"We dyno-tested all 24 bikes, and they all gave between 128 to 133 horsepower at the rear wheel," KTM events manager Richard Ellis said.
This is his way of eliminating cheating in the KTM Super Duke Battle, the 12-race one-make championship for the naked, high-bar V-twins.
Last year contestants were allowed some engine tuning, including cylinder head work and engine blueprinting. Inevitably, the rules favoured those with the biggest budgets.
So this year, tweaks are out, but it's not a sealed-engine championship, so the dyno-tests are a way of checking for illegal work.
"If a bike gave 138 or 140 horsepower, I would want to have a look at it," Ellis said.
Riders get a race-kitted Supr Duke for £8,500, can cover the whole season for around £15,000, and get to keep the bike afterwards.
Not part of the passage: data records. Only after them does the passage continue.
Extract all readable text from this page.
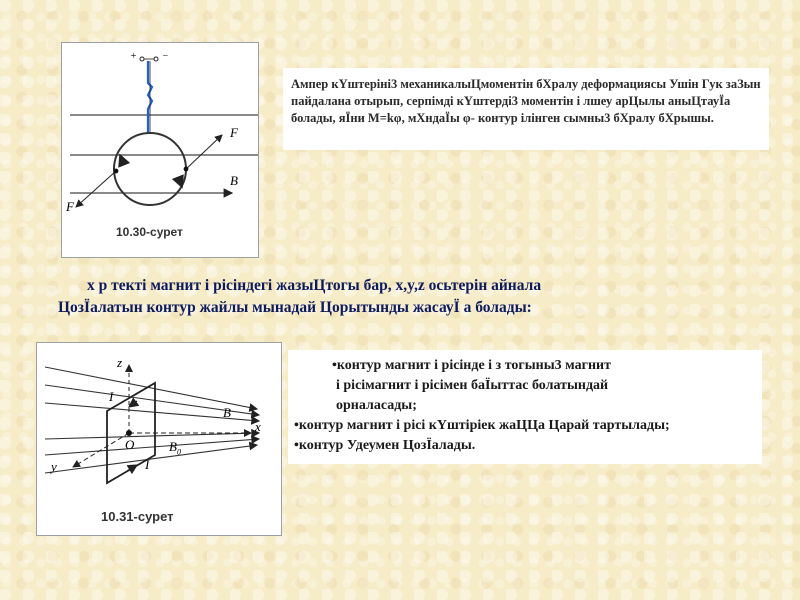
+	−
F
B
F
10.30-сурет
Ампер кҮштеріні3 механикалыЦмоментін бХралу деформациясы Ушін Гук заЗын пайдалана отырып, серпімді кҮштердi3 моментін і лшеу арЦылы аныЦтауЇа болады, яЇни M=kφ, мХндаЇы φ- контур ілінген сымны3 бХралу бХрышы.
х р текті магнит і рісіндегі жазыЦтогы бар, x,y,z осьтерін айнала
ЦозЇалатын контур жайлы мынадай Цорытынды жасауЇ а болады:
z
I
B
x
O	$B_0$
y	I
10.31-сурет
•контур магнит і рісінде і з тогыны3 магнит
і рісімагнит і рісімен баЇыттас болатындай
орналасады;
•контур магнит і рісі кҮштіріек жаЦЦа Царай тартылады;
•контур Удеумен ЦозЇалады.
They certainly put on a good show at Thruxton, these booming 990cc V-twins. Journalist Alastair Fagan, who writes for
Fast Bikes magazine, won the race, but probably the most astonishing feat was performed by James Edmeades, who rode out the longest tank-slapper of the day and finished third.
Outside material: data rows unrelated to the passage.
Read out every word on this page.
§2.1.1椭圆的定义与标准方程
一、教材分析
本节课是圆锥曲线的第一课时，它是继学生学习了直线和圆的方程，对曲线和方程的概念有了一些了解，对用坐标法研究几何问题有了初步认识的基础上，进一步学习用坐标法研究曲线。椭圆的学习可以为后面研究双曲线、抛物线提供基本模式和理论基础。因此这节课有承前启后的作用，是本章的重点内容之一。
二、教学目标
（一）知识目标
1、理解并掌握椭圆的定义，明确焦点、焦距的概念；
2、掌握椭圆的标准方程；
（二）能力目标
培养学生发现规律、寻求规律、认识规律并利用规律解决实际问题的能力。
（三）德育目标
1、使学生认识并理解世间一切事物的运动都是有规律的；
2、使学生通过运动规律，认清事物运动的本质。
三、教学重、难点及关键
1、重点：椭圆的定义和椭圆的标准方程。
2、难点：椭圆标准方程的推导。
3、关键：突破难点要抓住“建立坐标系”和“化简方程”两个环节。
Sunday PM: Now Crutchlow will GO for the BSB title
I was too cautious! Four hours ago I wrote in this blog: 'I'll bet that (Cal) Crutchlow scores his first BSB victory within another four races'.
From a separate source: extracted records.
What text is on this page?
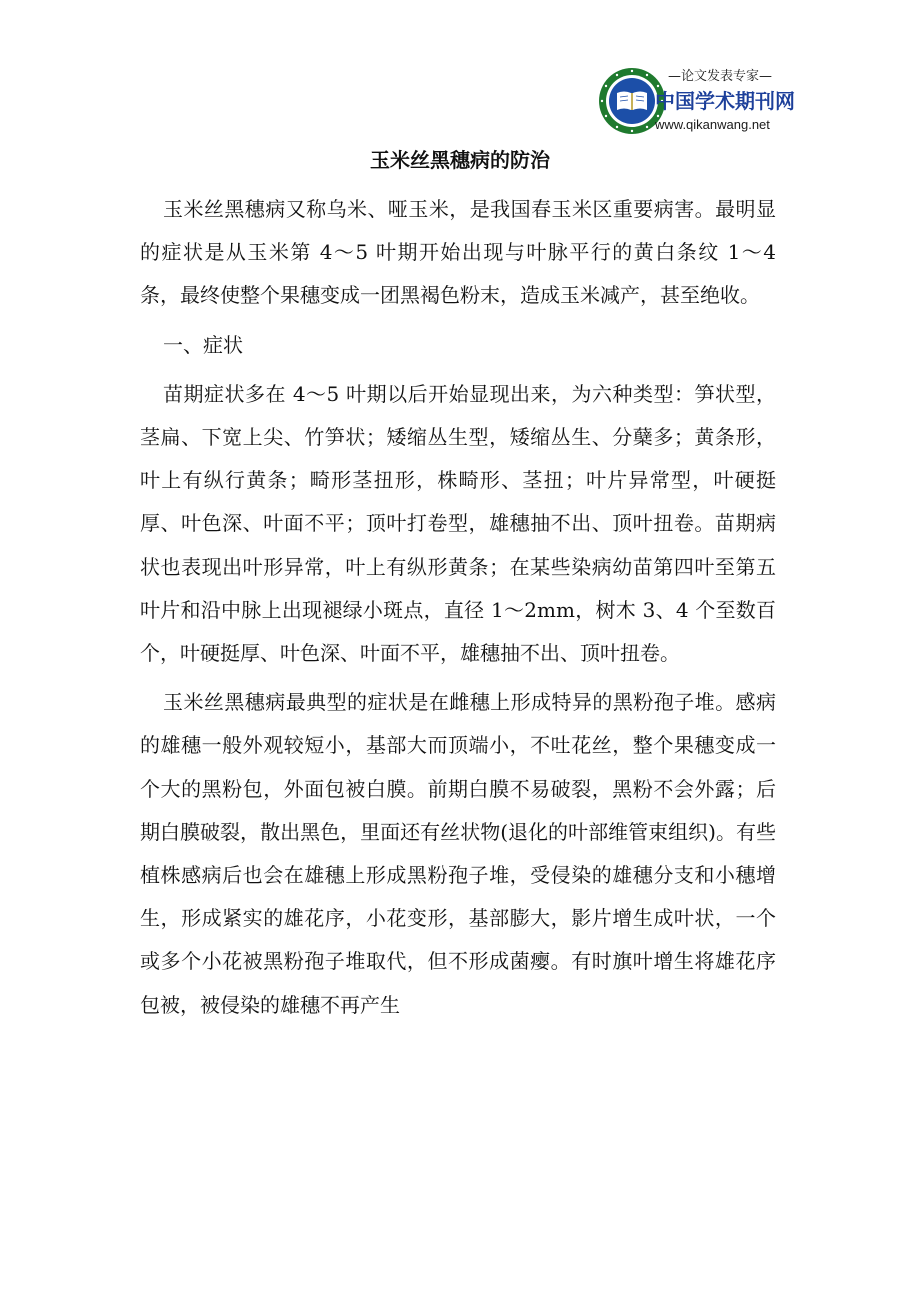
—论文发表专家—
中国学术期刊网
www.qikanwang.net
玉米丝黑穗病的防治

玉米丝黑穗病又称乌米、哑玉米，是我国春玉米区重要病害。最明显的症状是从玉米第 4～5 叶期开始出现与叶脉平行的黄白条纹 1～4 条，最终使整个果穗变成一团黑褐色粉末，造成玉米减产，甚至绝收。

一、症状

苗期症状多在 4～5 叶期以后开始显现出来，为六种类型：笋状型，茎扁、下宽上尖、竹笋状；矮缩丛生型，矮缩丛生、分蘖多；黄条形，叶上有纵行黄条；畸形茎扭形，株畸形、茎扭；叶片异常型，叶硬挺厚、叶色深、叶面不平；顶叶打卷型，雄穗抽不出、顶叶扭卷。苗期病状也表现出叶形异常，叶上有纵形黄条；在某些染病幼苗第四叶至第五叶片和沿中脉上出现褪绿小斑点，直径 1～2mm，树木 3、4 个至数百个，叶硬挺厚、叶色深、叶面不平，雄穗抽不出、顶叶扭卷。

玉米丝黑穗病最典型的症状是在雌穗上形成特异的黑粉孢子堆。感病的雄穗一般外观较短小，基部大而顶端小，不吐花丝，整个果穗变成一个大的黑粉包，外面包被白膜。前期白膜不易破裂，黑粉不会外露；后期白膜破裂，散出黑色，里面还有丝状物(退化的叶部维管束组织)。有些植株感病后也会在雄穗上形成黑粉孢子堆，受侵染的雄穗分支和小穗增生，形成紧实的雄花序，小花变形，基部膨大，影片增生成叶状，一个或多个小花被黑粉孢子堆取代，但不形成菌瘿。有时旗叶增生将雄花序包被，被侵染的雄穗不再产生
...Then he went out and did in the very next race here at
Thruxton.
That was a cool and savvy ride by the 22-year-old to win the re-started second leg of the Bennetts British Superbike Championship. With 15 of the original 20 laps left, Crutchlow made a drag-race drive from the grid and opened up a two-second gap.
We all expected Shane Byrne, a veteran of around 150 BSB starts, to come driving through on the Airwaves Ducati. But he lagged in fifth place, at the back of a pack containing Tom Sykes, Michael Rutter and Leon Haslam, for too long. But the time he broke clear into second place there were only three laps remaining, and Crutchlow never went a millimetre wrong.